Publié le : vendredi 27 juillet 2018

Source : Conseil d’Etat

Date : Ordonnance du 22 mars 2018 N° 419059

RÉPUBLIQUE FRANÇAISE
AU NOM DU PEUPLE FRANÇAIS
Vu la procédure suivante :

M. a demandé au juge des référés du tribunal administratif d’Orléans, statuant sur le fondement de l’article L. 521-2 du code de justice administrative, d’enjoindre au président du conseil départemental d’Indre-et-Loire de le faire bénéficier d’un accueil provisoire d’urgence dans le délai de 24 heures à compter de la notification de l’ordonnance à intervenir, sous astreinte de 100 euros par jour de retard. Par une ordonnance n° 1800996 du 16 mars 2018, le juge des référés du tribunal administratif d’Orléans a rejeté sa demande.

Par une requête, enregistrée le 16 mars 2018 au secrétariat du contentieux du Conseil d’Etat, M. demande au juge des référés du Conseil d’Etat, statuant sur le fondement de l’article L. 521-2 du code de justice administrative :

1°) de l’admettre au bénéfice de l’aide juridictionnelle provisoire ;

2°) d’annuler cette ordonnance ;

3°) d’enjoindre au président du conseil départemental de lui faire bénéficier d’un accueil provisoire d’urgence dans un délai de 24 heures à compter de la notification de la présente ordonnance, sous astreinte de 100 euros par jour de retard, et de réaliser à cette occasion une évaluation de sa minorité conformément aux dispositions de l’article R. 221-11 du code de l’action sociale et des familles et de l’arrêté du 17 novembre 2016 ;

4°) de mettre à la charge du conseil départemental d’Indre-et-Loire la somme de 1 500 euros à verser à son avocat au titre des articles L. 761-1 du code de justice administrative et 37 de la loi du 10 juillet 1991, sous réserve qu’il renonce à percevoir la somme correspondant à la part contributive de l’Etat.

Il soutient que :

- la requête est recevable ;

- la condition d’urgence est remplie dès lors qu’il est, compte tenu de sa qualité de mineur isolé sans hébergement ni ressources, maintenu dans une situation de précarité, de danger et de vulnérabilité ;

- il est porté une atteinte grave et manifestement illégale à son droit à l’hébergement d’urgence dès lors que le président du conseil départemental d’Indre-et-Loire, par une décision du 26 février 2018, lui a refusé le bénéfice de la prise en charge au titre de la protection de l’enfance par la plateforme d’accueil des mineurs non accompagnés conformément à l’article 6 de l’arrêté du 17 novembre 2016 pris en application du décret du 24 juin 2016 relatif aux modalités de l’évaluation des mineurs privés temporairement ou définitivement de la protection de leur famille.

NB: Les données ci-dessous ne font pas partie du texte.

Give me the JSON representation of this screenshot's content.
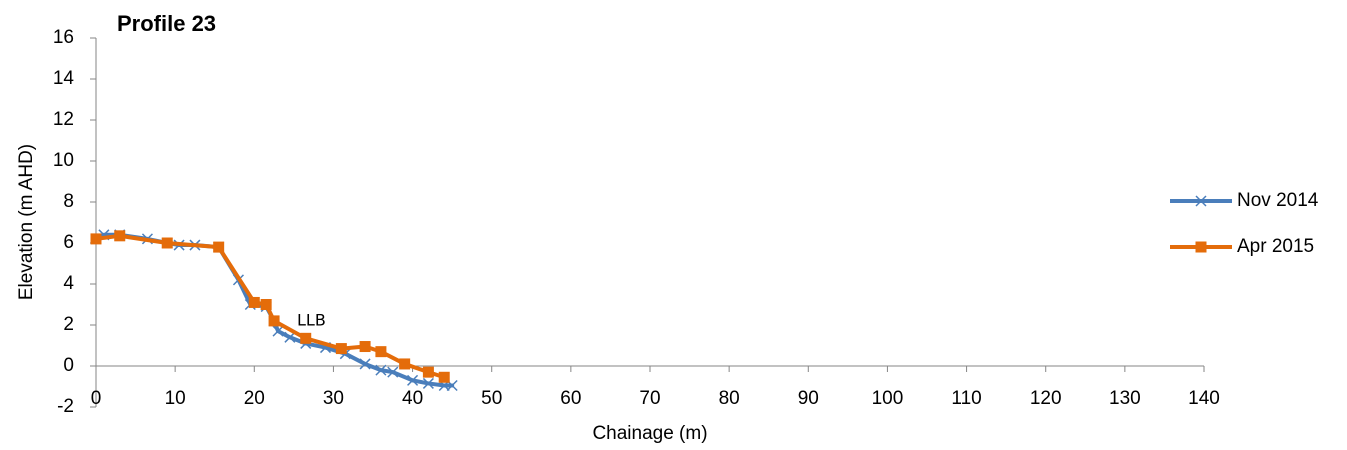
{
  "chart_data": {
    "type": "line",
    "title": "Profile 23",
    "xlabel": "Chainage (m)",
    "ylabel": "Elevation (m AHD)",
    "xlim": [
      0,
      140
    ],
    "xticks": [
      0,
      10,
      20,
      30,
      40,
      50,
      60,
      70,
      80,
      90,
      100,
      110,
      120,
      130,
      140
    ],
    "ylim": [
      -2,
      16
    ],
    "yticks": [
      -2,
      0,
      2,
      4,
      6,
      8,
      10,
      12,
      14,
      16
    ],
    "grid": false,
    "legend": "right",
    "annotations": [
      {
        "text": "LLB"
      }
    ],
    "series": [
      {
        "name": "Nov 2014",
        "color": "#4a7ebb",
        "marker": "x",
        "x": [
          0,
          1,
          3,
          6.5,
          9,
          10.5,
          12.5,
          15.5,
          18,
          19.5,
          21.5,
          22.5,
          23,
          24.5,
          26.5,
          29,
          31.5,
          34,
          36,
          37.5,
          40,
          42,
          44,
          45
        ],
        "values": [
          6.2,
          6.4,
          6.4,
          6.2,
          6.0,
          5.9,
          5.9,
          5.8,
          4.2,
          3.0,
          2.9,
          2.2,
          1.7,
          1.4,
          1.1,
          0.9,
          0.6,
          0.1,
          -0.2,
          -0.3,
          -0.7,
          -0.85,
          -0.95,
          -0.95
        ]
      },
      {
        "name": "Apr 2015",
        "color": "#e46c0a",
        "marker": "square",
        "x": [
          0,
          3,
          9,
          15.5,
          20,
          21.5,
          22.5,
          26.5,
          31,
          34,
          36,
          39,
          42,
          44
        ],
        "values": [
          6.2,
          6.35,
          6.0,
          5.8,
          3.1,
          3.0,
          2.2,
          1.35,
          0.85,
          0.95,
          0.7,
          0.1,
          -0.3,
          -0.55
        ]
      }
    ]
  }
}
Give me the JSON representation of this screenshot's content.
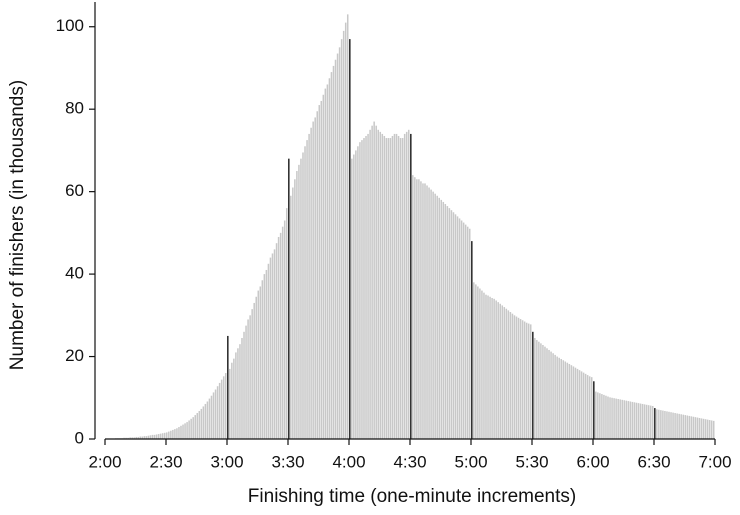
{
  "chart_data": {
    "type": "histogram",
    "xlabel": "Finishing time (one-minute increments)",
    "ylabel": "Number of finishers (in thousands)",
    "color": "#c8c8c8",
    "highlight_color": "#333333",
    "highlight_at": [
      180,
      210,
      240,
      270,
      300,
      330,
      360,
      390
    ],
    "bins": [
      120,
      121,
      122,
      123,
      124,
      125,
      126,
      127,
      128,
      129,
      130,
      131,
      132,
      133,
      134,
      135,
      136,
      137,
      138,
      139,
      140,
      141,
      142,
      143,
      144,
      145,
      146,
      147,
      148,
      149,
      150,
      151,
      152,
      153,
      154,
      155,
      156,
      157,
      158,
      159,
      160,
      161,
      162,
      163,
      164,
      165,
      166,
      167,
      168,
      169,
      170,
      171,
      172,
      173,
      174,
      175,
      176,
      177,
      178,
      179,
      180,
      181,
      182,
      183,
      184,
      185,
      186,
      187,
      188,
      189,
      190,
      191,
      192,
      193,
      194,
      195,
      196,
      197,
      198,
      199,
      200,
      201,
      202,
      203,
      204,
      205,
      206,
      207,
      208,
      209,
      210,
      211,
      212,
      213,
      214,
      215,
      216,
      217,
      218,
      219,
      220,
      221,
      222,
      223,
      224,
      225,
      226,
      227,
      228,
      229,
      230,
      231,
      232,
      233,
      234,
      235,
      236,
      237,
      238,
      239,
      240,
      241,
      242,
      243,
      244,
      245,
      246,
      247,
      248,
      249,
      250,
      251,
      252,
      253,
      254,
      255,
      256,
      257,
      258,
      259,
      260,
      261,
      262,
      263,
      264,
      265,
      266,
      267,
      268,
      269,
      270,
      271,
      272,
      273,
      274,
      275,
      276,
      277,
      278,
      279,
      280,
      281,
      282,
      283,
      284,
      285,
      286,
      287,
      288,
      289,
      290,
      291,
      292,
      293,
      294,
      295,
      296,
      297,
      298,
      299,
      300,
      301,
      302,
      303,
      304,
      305,
      306,
      307,
      308,
      309,
      310,
      311,
      312,
      313,
      314,
      315,
      316,
      317,
      318,
      319,
      320,
      321,
      322,
      323,
      324,
      325,
      326,
      327,
      328,
      329,
      330,
      331,
      332,
      333,
      334,
      335,
      336,
      337,
      338,
      339,
      340,
      341,
      342,
      343,
      344,
      345,
      346,
      347,
      348,
      349,
      350,
      351,
      352,
      353,
      354,
      355,
      356,
      357,
      358,
      359,
      360,
      361,
      362,
      363,
      364,
      365,
      366,
      367,
      368,
      369,
      370,
      371,
      372,
      373,
      374,
      375,
      376,
      377,
      378,
      379,
      380,
      381,
      382,
      383,
      384,
      385,
      386,
      387,
      388,
      389,
      390,
      391,
      392,
      393,
      394,
      395,
      396,
      397,
      398,
      399,
      400,
      401,
      402,
      403,
      404,
      405,
      406,
      407,
      408,
      409,
      410,
      411,
      412,
      413,
      414,
      415,
      416,
      417,
      418,
      419,
      420
    ],
    "values": [
      0.1,
      0.1,
      0.1,
      0.1,
      0.1,
      0.2,
      0.2,
      0.2,
      0.2,
      0.3,
      0.3,
      0.3,
      0.4,
      0.4,
      0.4,
      0.5,
      0.5,
      0.6,
      0.6,
      0.7,
      0.7,
      0.8,
      0.9,
      1,
      1,
      1.1,
      1.2,
      1.3,
      1.4,
      1.5,
      1.6,
      1.8,
      2,
      2.2,
      2.4,
      2.6,
      2.9,
      3.2,
      3.5,
      3.8,
      4.1,
      4.5,
      4.9,
      5.3,
      5.8,
      6.3,
      6.8,
      7.3,
      7.9,
      8.5,
      9.1,
      9.8,
      10.5,
      11.3,
      12,
      12.8,
      13.6,
      14.4,
      15.2,
      16,
      25,
      17,
      18.5,
      19.5,
      21,
      22,
      23,
      24.5,
      26,
      27.5,
      29,
      30,
      31.5,
      33,
      34.5,
      36,
      37,
      38.5,
      40,
      41,
      42.5,
      44,
      45,
      46,
      47.5,
      49,
      50,
      51.5,
      53,
      56,
      68,
      59,
      61,
      63,
      65,
      66.5,
      68,
      69.5,
      71,
      72.5,
      74,
      75.5,
      77,
      78,
      79.5,
      81,
      82,
      83.5,
      85,
      86,
      87.5,
      89,
      90.5,
      92,
      93.5,
      95,
      97,
      99,
      101,
      103,
      97,
      68,
      69,
      70,
      71,
      72,
      72.5,
      73,
      73.5,
      74,
      75,
      76,
      77,
      76,
      75,
      74.5,
      74,
      73.5,
      73,
      73,
      73,
      73.5,
      74,
      74,
      73.5,
      73,
      73,
      74,
      74.5,
      75,
      74,
      64,
      63.5,
      63,
      63,
      62.5,
      62,
      62,
      61.5,
      61,
      60.5,
      60,
      59.5,
      59,
      58.5,
      58,
      57.5,
      57,
      56.5,
      56,
      55.5,
      55,
      54.5,
      54,
      53.5,
      53,
      52.5,
      52,
      51.5,
      51,
      48,
      38,
      37.5,
      37,
      36.5,
      36,
      35.5,
      35,
      34.8,
      34.5,
      34.2,
      34,
      33.6,
      33.2,
      32.8,
      32.4,
      32,
      31.6,
      31.2,
      30.8,
      30.4,
      30,
      29.7,
      29.4,
      29.1,
      28.8,
      28.5,
      28.2,
      28,
      27.8,
      26,
      24.5,
      24,
      23.6,
      23.2,
      22.8,
      22.4,
      22,
      21.6,
      21.2,
      20.8,
      20.4,
      20,
      19.7,
      19.4,
      19.1,
      18.8,
      18.5,
      18.2,
      17.9,
      17.6,
      17.3,
      17,
      16.7,
      16.4,
      16.1,
      15.8,
      15.5,
      15.2,
      15,
      14,
      11.5,
      11.3,
      11.1,
      10.9,
      10.7,
      10.5,
      10.3,
      10.1,
      10,
      9.9,
      9.8,
      9.7,
      9.6,
      9.5,
      9.4,
      9.3,
      9.2,
      9.1,
      9,
      8.9,
      8.8,
      8.7,
      8.6,
      8.5,
      8.4,
      8.3,
      8.2,
      8.1,
      8,
      7.5,
      7.2,
      7.1,
      7,
      6.9,
      6.8,
      6.7,
      6.6,
      6.5,
      6.4,
      6.3,
      6.2,
      6.1,
      6,
      5.9,
      5.8,
      5.7,
      5.6,
      5.5,
      5.4,
      5.3,
      5.2,
      5.1,
      5,
      4.9,
      4.8,
      4.7,
      4.6,
      4.5,
      4.4
    ],
    "xlim": [
      120,
      420
    ],
    "xticks": [
      {
        "value": 120,
        "label": "2:00"
      },
      {
        "value": 150,
        "label": "2:30"
      },
      {
        "value": 180,
        "label": "3:00"
      },
      {
        "value": 210,
        "label": "3:30"
      },
      {
        "value": 240,
        "label": "4:00"
      },
      {
        "value": 270,
        "label": "4:30"
      },
      {
        "value": 300,
        "label": "5:00"
      },
      {
        "value": 330,
        "label": "5:30"
      },
      {
        "value": 360,
        "label": "6:00"
      },
      {
        "value": 390,
        "label": "6:30"
      },
      {
        "value": 420,
        "label": "7:00"
      }
    ],
    "ylim": [
      0,
      106
    ],
    "yticks": [
      0,
      20,
      40,
      60,
      80,
      100
    ]
  }
}
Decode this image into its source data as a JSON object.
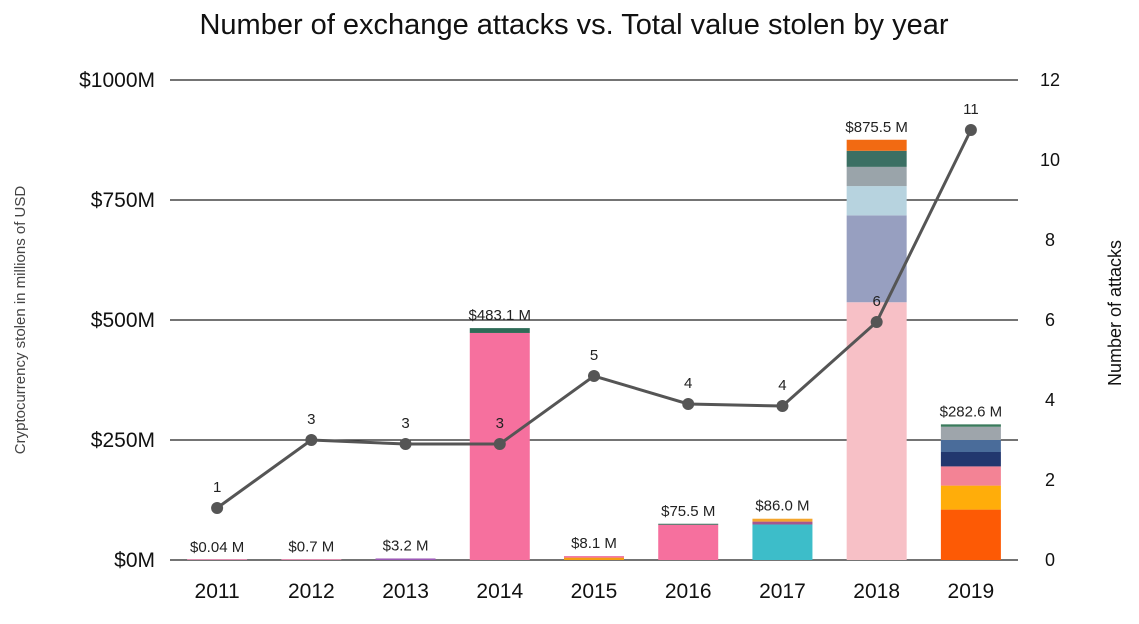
{
  "chart_data": {
    "type": "bar",
    "title": "Number of exchange attacks vs. Total value stolen by year",
    "ylabel": "Cryptocurrency stolen in millions of USD",
    "y2label": "Number of attacks",
    "ylim": [
      0,
      1000
    ],
    "y2lim": [
      0,
      12
    ],
    "yticks": [
      "$0M",
      "$250M",
      "$500M",
      "$750M",
      "$1000M"
    ],
    "y2ticks": [
      "0",
      "2",
      "4",
      "6",
      "8",
      "10",
      "12"
    ],
    "categories": [
      "2011",
      "2012",
      "2013",
      "2014",
      "2015",
      "2016",
      "2017",
      "2018",
      "2019"
    ],
    "totals": [
      0.04,
      0.7,
      3.2,
      483.1,
      8.1,
      75.5,
      86.0,
      875.5,
      282.6
    ],
    "total_labels": [
      "$0.04 M",
      "$0.7 M",
      "$3.2 M",
      "$483.1 M",
      "$8.1 M",
      "$75.5 M",
      "$86.0 M",
      "$875.5 M",
      "$282.6 M"
    ],
    "stacks": [
      [
        {
          "value": 0.04,
          "color": "#f06aa0"
        }
      ],
      [
        {
          "value": 0.7,
          "color": "#f06aa0"
        }
      ],
      [
        {
          "value": 3.2,
          "color": "#9b59b6"
        }
      ],
      [
        {
          "value": 473.0,
          "color": "#f6709e"
        },
        {
          "value": 10.1,
          "color": "#2e6b57"
        }
      ],
      [
        {
          "value": 5.0,
          "color": "#f39c12"
        },
        {
          "value": 3.1,
          "color": "#f06aa0"
        }
      ],
      [
        {
          "value": 73.5,
          "color": "#f6709e"
        },
        {
          "value": 2.0,
          "color": "#2e6b57"
        }
      ],
      [
        {
          "value": 74.0,
          "color": "#3dbdc9"
        },
        {
          "value": 6.0,
          "color": "#a5568f"
        },
        {
          "value": 6.0,
          "color": "#f4a52c"
        }
      ],
      [
        {
          "value": 537.0,
          "color": "#f7c0c6"
        },
        {
          "value": 181.0,
          "color": "#979fc0"
        },
        {
          "value": 61.0,
          "color": "#b7d3df"
        },
        {
          "value": 40.0,
          "color": "#9aa4aa"
        },
        {
          "value": 33.5,
          "color": "#3b6f63"
        },
        {
          "value": 23.0,
          "color": "#f26a12"
        }
      ],
      [
        {
          "value": 105.0,
          "color": "#fd5a05"
        },
        {
          "value": 50.0,
          "color": "#ffad0a"
        },
        {
          "value": 40.0,
          "color": "#f38395"
        },
        {
          "value": 30.0,
          "color": "#22376e"
        },
        {
          "value": 25.0,
          "color": "#4a6c9a"
        },
        {
          "value": 27.6,
          "color": "#9ea5ab"
        },
        {
          "value": 5.0,
          "color": "#3a7a5c"
        }
      ]
    ],
    "attacks": [
      1,
      3,
      3,
      3,
      5,
      4,
      4,
      6,
      11
    ],
    "attack_points": [
      1.3,
      3.0,
      2.9,
      2.9,
      4.6,
      3.9,
      3.85,
      5.95,
      10.75
    ],
    "line_color": "#555555",
    "grid": true
  }
}
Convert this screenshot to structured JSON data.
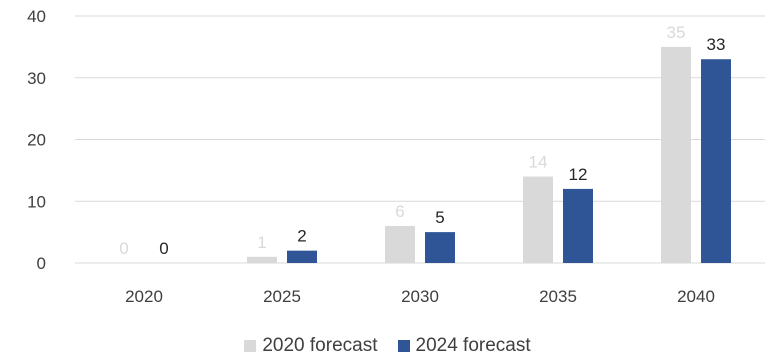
{
  "chart_data": {
    "type": "bar",
    "title": "",
    "xlabel": "",
    "ylabel": "",
    "categories": [
      "2020",
      "2025",
      "2030",
      "2035",
      "2040"
    ],
    "series": [
      {
        "name": "2020 forecast",
        "values": [
          0,
          1,
          6,
          14,
          35
        ],
        "labels": [
          "0",
          "1",
          "6",
          "14",
          "35"
        ],
        "color": "#d9d9d9",
        "label_color": "#d9d9d9"
      },
      {
        "name": "2024 forecast",
        "values": [
          0,
          2,
          5,
          12,
          33
        ],
        "labels": [
          "0",
          "2",
          "5",
          "12",
          "33"
        ],
        "color": "#2f5597",
        "label_color": "#262626"
      }
    ],
    "ylim": [
      0,
      40
    ],
    "yticks": [
      "0",
      "10",
      "20",
      "30",
      "40"
    ],
    "grid": true,
    "gridline_color": "#d9d9d9",
    "legend_position": "bottom"
  }
}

Vu les autres pièces du dossier ;

Vu :

- le code de l’action sociale et des familles ;

- le code civil ;

- la loi n° 91-647 du 10 juillet 1991 ;

- l’arrêté du 17 novembre 2016 pris en application du décret n° 2016-840 du 24 juin 2016 relatif aux modalités de l’évaluation des mineurs privés temporairement ou définitivement de la protection de leur famille ;

- le code de justice administrative ;

Considérant ce qui suit :

1. Aux termes de l’article L. 521-2 du code de justice administrative : " Saisi d’une demande en ce sens justifiée par l’urgence, le juge des référés peut ordonner toutes mesures nécessaires à la sauvegarde d’une liberté fondamentale à laquelle une personne morale de droit public ou un organisme de droit privé chargé de la gestion d’un service public aurait porté, dans l’exercice d’un de ses pouvoirs, une atteinte grave et manifestement illégale. Le juge des référés se prononce dans un délai de quarante-huit heures ". En vertu de l’article L. 522-3 du même code, le juge des référés peut rejeter une requête par une ordonnance motivée, sans instruction contradictoire ni audience publique, lorsque la condition d’urgence n’est pas remplie ou lorsqu’il apparaît manifeste, au vu de la demande, que celle-ci ne relève pas de la compétence de la juridiction administrative, qu’elle est irrecevable ou qu’elle est mal fondée. A cet égard, il appartient au juge d’appel de prendre en considération les éléments recueillis par le juge du premier degré dans le cadre de la procédure écrite et orale qu’il a diligentée.

2. Aux termes du deuxième et du quatrième alinéa de l’article L. 223-2 du code de l’action sociale et des familles : " En cas d’urgence et lorsque le représentant légal du mineur est dans l’impossibilité de donner son accord, l’enfant est recueilli provisoirement par le service qui en avise immédiatement le procureur de la République. / Si, dans le cas prévu au deuxième alinéa du présent article, l’enfant n’a pas pu être remis à sa famille ou le représentant légal n’a pas pu ou a refusé de donner son accord dans un délai de cinq jours, le service saisit également l’autorité judiciaire en vue de l’application de l’article 375-5 du code civil ". L’article 375-5 du code civil dispose que dans cette situation, le procureur de la République ou le juge des enfants auquel la situation d’un mineur isolé a été signalée décide de l’orientation du mineur concerné, laquelle peut consister en application de l’article 375-3 du même code en son admission à l’aide sociale à l’enfance. En revanche, si le département qui a recueilli la personne refuse de saisir l’autorité judiciaire, notamment parce qu’il estime que cette personne a atteint la majorité, cette personne peut saisir elle-même le juge des enfants en application de l’article 375 du code civil afin qu’il soit décidé de son orientation.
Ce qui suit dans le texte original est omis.